Par rapport à la production de 2016 portée par Barbara Hannigan, le plateau vocal renouvelle presque tous les rôles, à commencer par les deux amants.
Mélisande est interprétée par Chiara Skerath. Constamment présente sur scène pour les besoins de la mise en scène, la soprano belgo-suisse livre une performance exigeante au possible. Sa ligne de chant est toujours appuyée et incarnée, en lien intime avec ce texte aux nombreuses inflexions, qu’elle parvient à restituer sans presque que le public ait besoin du surtitrage pour comprendre cette langue, pourtant complexe. Le timbre clair de cette voix longue et bien accrochée sert le propos d’un personnage qui ne renonce jamais à la douceur, même dans les derniers instants de son destin dramatique.
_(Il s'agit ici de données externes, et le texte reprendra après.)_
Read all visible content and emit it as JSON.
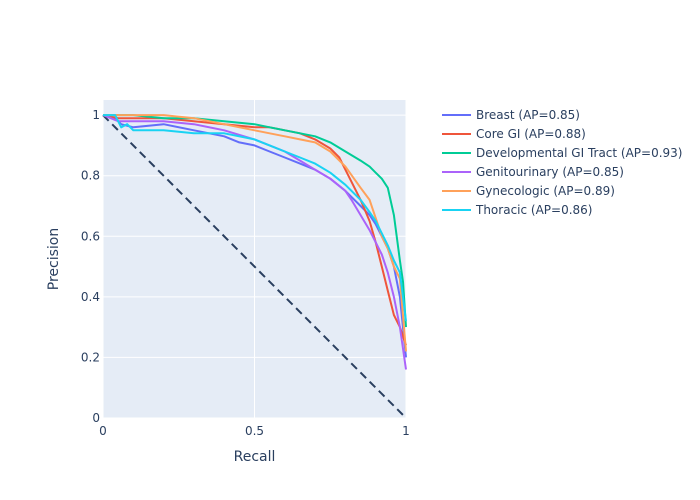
{
  "chart_data": {
    "type": "line",
    "xlabel": "Recall",
    "ylabel": "Precision",
    "xlim": [
      0,
      1
    ],
    "ylim": [
      0,
      1.05
    ],
    "x_ticks": [
      {
        "value": 0,
        "label": "0"
      },
      {
        "value": 0.5,
        "label": "0.5"
      },
      {
        "value": 1,
        "label": "1"
      }
    ],
    "y_ticks": [
      {
        "value": 0,
        "label": "0"
      },
      {
        "value": 0.2,
        "label": "0.2"
      },
      {
        "value": 0.4,
        "label": "0.4"
      },
      {
        "value": 0.6,
        "label": "0.6"
      },
      {
        "value": 0.8,
        "label": "0.8"
      },
      {
        "value": 1,
        "label": "1"
      }
    ],
    "grid": true,
    "legend_position": "right",
    "reference_line": {
      "style": "dashed",
      "color": "#2a3f5f",
      "x": [
        0,
        1
      ],
      "y": [
        1,
        0
      ]
    },
    "series": [
      {
        "name": "Breast (AP=0.85)",
        "color": "#636efa",
        "x": [
          0,
          0.04,
          0.06,
          0.1,
          0.2,
          0.3,
          0.35,
          0.4,
          0.45,
          0.5,
          0.55,
          0.6,
          0.65,
          0.7,
          0.75,
          0.8,
          0.85,
          0.88,
          0.9,
          0.92,
          0.94,
          0.96,
          0.98,
          1.0
        ],
        "y": [
          1.0,
          0.99,
          0.97,
          0.96,
          0.97,
          0.95,
          0.94,
          0.93,
          0.91,
          0.9,
          0.88,
          0.86,
          0.84,
          0.82,
          0.79,
          0.75,
          0.7,
          0.67,
          0.64,
          0.6,
          0.56,
          0.5,
          0.4,
          0.2
        ]
      },
      {
        "name": "Core GI (AP=0.88)",
        "color": "#ef553b",
        "x": [
          0,
          0.05,
          0.1,
          0.2,
          0.3,
          0.4,
          0.5,
          0.55,
          0.6,
          0.65,
          0.7,
          0.75,
          0.78,
          0.8,
          0.82,
          0.85,
          0.88,
          0.9,
          0.92,
          0.94,
          0.96,
          0.98,
          1.0
        ],
        "y": [
          1.0,
          0.99,
          0.99,
          0.99,
          0.98,
          0.97,
          0.96,
          0.96,
          0.95,
          0.94,
          0.92,
          0.89,
          0.86,
          0.82,
          0.78,
          0.72,
          0.65,
          0.58,
          0.5,
          0.42,
          0.34,
          0.3,
          0.24
        ]
      },
      {
        "name": "Developmental GI Tract (AP=0.93)",
        "color": "#00cc96",
        "x": [
          0,
          0.1,
          0.2,
          0.3,
          0.4,
          0.5,
          0.55,
          0.6,
          0.65,
          0.7,
          0.75,
          0.8,
          0.85,
          0.88,
          0.9,
          0.92,
          0.94,
          0.96,
          0.98,
          0.99,
          1.0
        ],
        "y": [
          1.0,
          1.0,
          0.99,
          0.99,
          0.98,
          0.97,
          0.96,
          0.95,
          0.94,
          0.93,
          0.91,
          0.88,
          0.85,
          0.83,
          0.81,
          0.79,
          0.76,
          0.67,
          0.52,
          0.45,
          0.3
        ]
      },
      {
        "name": "Genitourinary (AP=0.85)",
        "color": "#ab63fa",
        "x": [
          0,
          0.05,
          0.1,
          0.2,
          0.3,
          0.4,
          0.5,
          0.55,
          0.6,
          0.65,
          0.7,
          0.75,
          0.8,
          0.82,
          0.85,
          0.88,
          0.9,
          0.92,
          0.94,
          0.96,
          0.98,
          1.0
        ],
        "y": [
          1.0,
          0.98,
          0.98,
          0.98,
          0.97,
          0.95,
          0.92,
          0.9,
          0.88,
          0.85,
          0.82,
          0.79,
          0.75,
          0.72,
          0.67,
          0.62,
          0.58,
          0.54,
          0.48,
          0.4,
          0.3,
          0.16
        ]
      },
      {
        "name": "Gynecologic (AP=0.89)",
        "color": "#ffa15a",
        "x": [
          0,
          0.05,
          0.1,
          0.2,
          0.3,
          0.4,
          0.5,
          0.55,
          0.6,
          0.65,
          0.7,
          0.75,
          0.8,
          0.85,
          0.88,
          0.9,
          0.92,
          0.94,
          0.96,
          0.98,
          1.0
        ],
        "y": [
          1.0,
          1.0,
          1.0,
          1.0,
          0.99,
          0.97,
          0.95,
          0.94,
          0.93,
          0.92,
          0.91,
          0.88,
          0.83,
          0.76,
          0.72,
          0.66,
          0.6,
          0.56,
          0.5,
          0.46,
          0.22
        ]
      },
      {
        "name": "Thoracic (AP=0.86)",
        "color": "#19d3f3",
        "x": [
          0,
          0.04,
          0.06,
          0.08,
          0.1,
          0.2,
          0.3,
          0.4,
          0.5,
          0.55,
          0.6,
          0.65,
          0.7,
          0.75,
          0.8,
          0.85,
          0.88,
          0.9,
          0.92,
          0.94,
          0.96,
          0.98,
          1.0
        ],
        "y": [
          1.0,
          1.0,
          0.96,
          0.97,
          0.95,
          0.95,
          0.94,
          0.94,
          0.92,
          0.9,
          0.88,
          0.86,
          0.84,
          0.81,
          0.77,
          0.72,
          0.68,
          0.65,
          0.61,
          0.57,
          0.52,
          0.48,
          0.32
        ]
      }
    ]
  }
}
Du fait de son placement vocal régulièrement haut placé, il est fréquent d’attribuer Pelléas à un ténor, ou à un baryton Martin. Dans cette production, c’est le baryton anglais Huw Montague Rendall qui succède à Stéphane Degout (ayant lui-même plongé depuis dans le grave de Golaud). Sa couleur globalement sombre en fait un personnage à l’assise solide, et du fait de ce choix fort de casting, son opposition narrative avec son aîné Golaud apparaît moins déséquilibrée qu’à l’accoutumée, ce qui change la perception des équilibres du triangle amoureux au cœur du drame. Ses aigus couverts et projetés (par nécessité) changent également l’interprétation du rôle pour aller vers plus d’intensité dramatique.
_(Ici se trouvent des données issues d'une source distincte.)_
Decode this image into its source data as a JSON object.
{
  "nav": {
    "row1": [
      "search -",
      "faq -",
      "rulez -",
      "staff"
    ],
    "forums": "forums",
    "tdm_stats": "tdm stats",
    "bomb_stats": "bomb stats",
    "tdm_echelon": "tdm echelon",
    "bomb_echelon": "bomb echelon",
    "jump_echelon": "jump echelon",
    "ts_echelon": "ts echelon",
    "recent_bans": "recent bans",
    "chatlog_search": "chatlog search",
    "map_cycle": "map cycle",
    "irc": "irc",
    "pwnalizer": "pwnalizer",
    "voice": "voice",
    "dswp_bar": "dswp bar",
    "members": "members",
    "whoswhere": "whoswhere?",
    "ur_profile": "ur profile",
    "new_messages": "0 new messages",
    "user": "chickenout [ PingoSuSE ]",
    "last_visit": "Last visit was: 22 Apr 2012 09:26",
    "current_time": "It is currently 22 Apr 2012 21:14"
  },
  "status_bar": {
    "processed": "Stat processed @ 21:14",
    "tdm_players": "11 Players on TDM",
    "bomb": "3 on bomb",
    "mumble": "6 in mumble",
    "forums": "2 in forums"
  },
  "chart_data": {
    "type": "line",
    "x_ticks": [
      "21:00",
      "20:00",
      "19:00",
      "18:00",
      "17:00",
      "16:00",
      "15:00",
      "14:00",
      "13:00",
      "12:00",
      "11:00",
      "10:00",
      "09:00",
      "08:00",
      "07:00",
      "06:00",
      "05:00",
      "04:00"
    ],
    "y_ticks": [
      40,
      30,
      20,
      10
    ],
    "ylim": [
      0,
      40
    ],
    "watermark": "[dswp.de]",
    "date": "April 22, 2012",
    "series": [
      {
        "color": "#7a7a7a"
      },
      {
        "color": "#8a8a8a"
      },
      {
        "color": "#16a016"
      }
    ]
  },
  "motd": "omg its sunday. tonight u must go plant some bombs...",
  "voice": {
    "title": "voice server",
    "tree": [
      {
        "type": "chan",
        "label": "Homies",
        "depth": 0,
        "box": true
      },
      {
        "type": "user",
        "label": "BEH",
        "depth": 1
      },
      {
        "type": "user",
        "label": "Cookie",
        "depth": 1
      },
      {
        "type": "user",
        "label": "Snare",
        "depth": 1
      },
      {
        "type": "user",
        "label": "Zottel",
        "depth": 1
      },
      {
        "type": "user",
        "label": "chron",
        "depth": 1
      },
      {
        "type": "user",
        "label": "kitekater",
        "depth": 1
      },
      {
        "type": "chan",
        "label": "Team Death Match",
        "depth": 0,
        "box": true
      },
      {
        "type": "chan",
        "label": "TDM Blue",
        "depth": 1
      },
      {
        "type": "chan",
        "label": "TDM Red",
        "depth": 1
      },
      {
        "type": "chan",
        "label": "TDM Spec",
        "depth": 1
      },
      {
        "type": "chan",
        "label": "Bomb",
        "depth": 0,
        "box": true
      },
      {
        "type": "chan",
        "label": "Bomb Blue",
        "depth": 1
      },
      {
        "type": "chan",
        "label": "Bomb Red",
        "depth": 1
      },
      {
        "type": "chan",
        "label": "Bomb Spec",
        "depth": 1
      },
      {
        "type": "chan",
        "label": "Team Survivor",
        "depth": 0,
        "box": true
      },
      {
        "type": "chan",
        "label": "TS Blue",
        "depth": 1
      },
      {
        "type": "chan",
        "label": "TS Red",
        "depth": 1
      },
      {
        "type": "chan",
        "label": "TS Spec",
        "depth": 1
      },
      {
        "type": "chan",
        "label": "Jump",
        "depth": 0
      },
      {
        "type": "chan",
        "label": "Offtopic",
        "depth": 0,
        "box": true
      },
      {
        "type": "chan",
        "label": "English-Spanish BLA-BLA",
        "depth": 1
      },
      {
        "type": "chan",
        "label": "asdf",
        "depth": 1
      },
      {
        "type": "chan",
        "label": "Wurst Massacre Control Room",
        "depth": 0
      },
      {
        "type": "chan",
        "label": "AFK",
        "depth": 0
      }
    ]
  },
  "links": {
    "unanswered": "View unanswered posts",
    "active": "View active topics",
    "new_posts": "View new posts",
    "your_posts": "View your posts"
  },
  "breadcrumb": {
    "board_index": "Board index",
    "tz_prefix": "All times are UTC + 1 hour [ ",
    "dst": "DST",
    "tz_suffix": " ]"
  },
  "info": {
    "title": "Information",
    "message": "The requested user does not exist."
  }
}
Laurent Naouri retrouve pour sa part son rôle, et le temps ayant passé, accentuant encore la différence d’âge avec les deux autres personnages principaux, sert le propos d’un Golaud inquiétant, sombre et dominant. Dans la scène la plus enflammée du spectacle à la fin du troisième acte (Viens, nous allons nous asseoir ici), Laurent Naouri fait montre d’une projection tonitruante et d’une maîtrise technique qui le place parmi les grands barytons du moment. Comme sa collègue Chiara Skerath, la diction est d’une grande clarté, ce qui aide encore un peu plus le public à se focaliser sur l’action.
Arkel est un patriarche bienveillant qui dispense ses conseils à quelques moments clés de l’œuvre. Vincent Le Texier, aux graves profonds et à la projection puissante se montre crédible dans le rôle, offrant une prestation scénique émouvante dans la scène finale où il amène son enfant à Mélisande.
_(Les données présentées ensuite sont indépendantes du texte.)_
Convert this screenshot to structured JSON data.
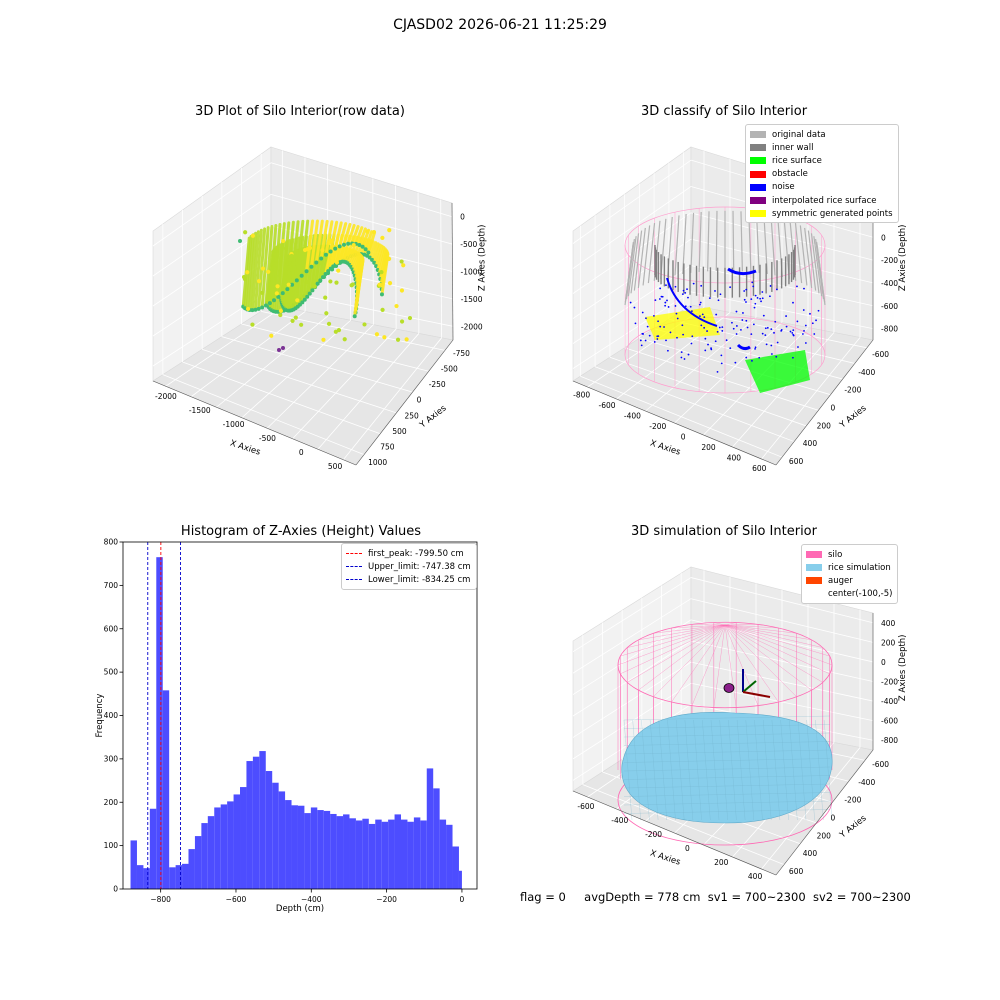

Lucile Richardot est une Geneviève qui incarne elle aussi la bienveillance d’une mère inquiète du déchirement de ses deux fils. La chanteuse française à la voix particulièrement longue se glisse avec confort et tranquillité dans les graves profonds imposés par un registre contralto.
Le rôle de l’enfant Yniold est confié à la soprano canadienne Emma Fekete aux aigus perçants qui traversent l’espace. Particulièrement dynamique, l’interprétation de cette jeune chanteuse donne une énergie salutaire et communicative à la scène qu'elle partage avec Laurent Naouri, qui en fait un des sommets d’intensité du spectacle.
Thomas Dear complète ce plateau dans les rôles du berger et du médecin. Ses interventions laissent entendre un timbre riche d’harmoniques aiguës, qui ne détonne pas avec l’ensemble des voix présentes dans ce Pelléas et Mélisande ô combien lyrique.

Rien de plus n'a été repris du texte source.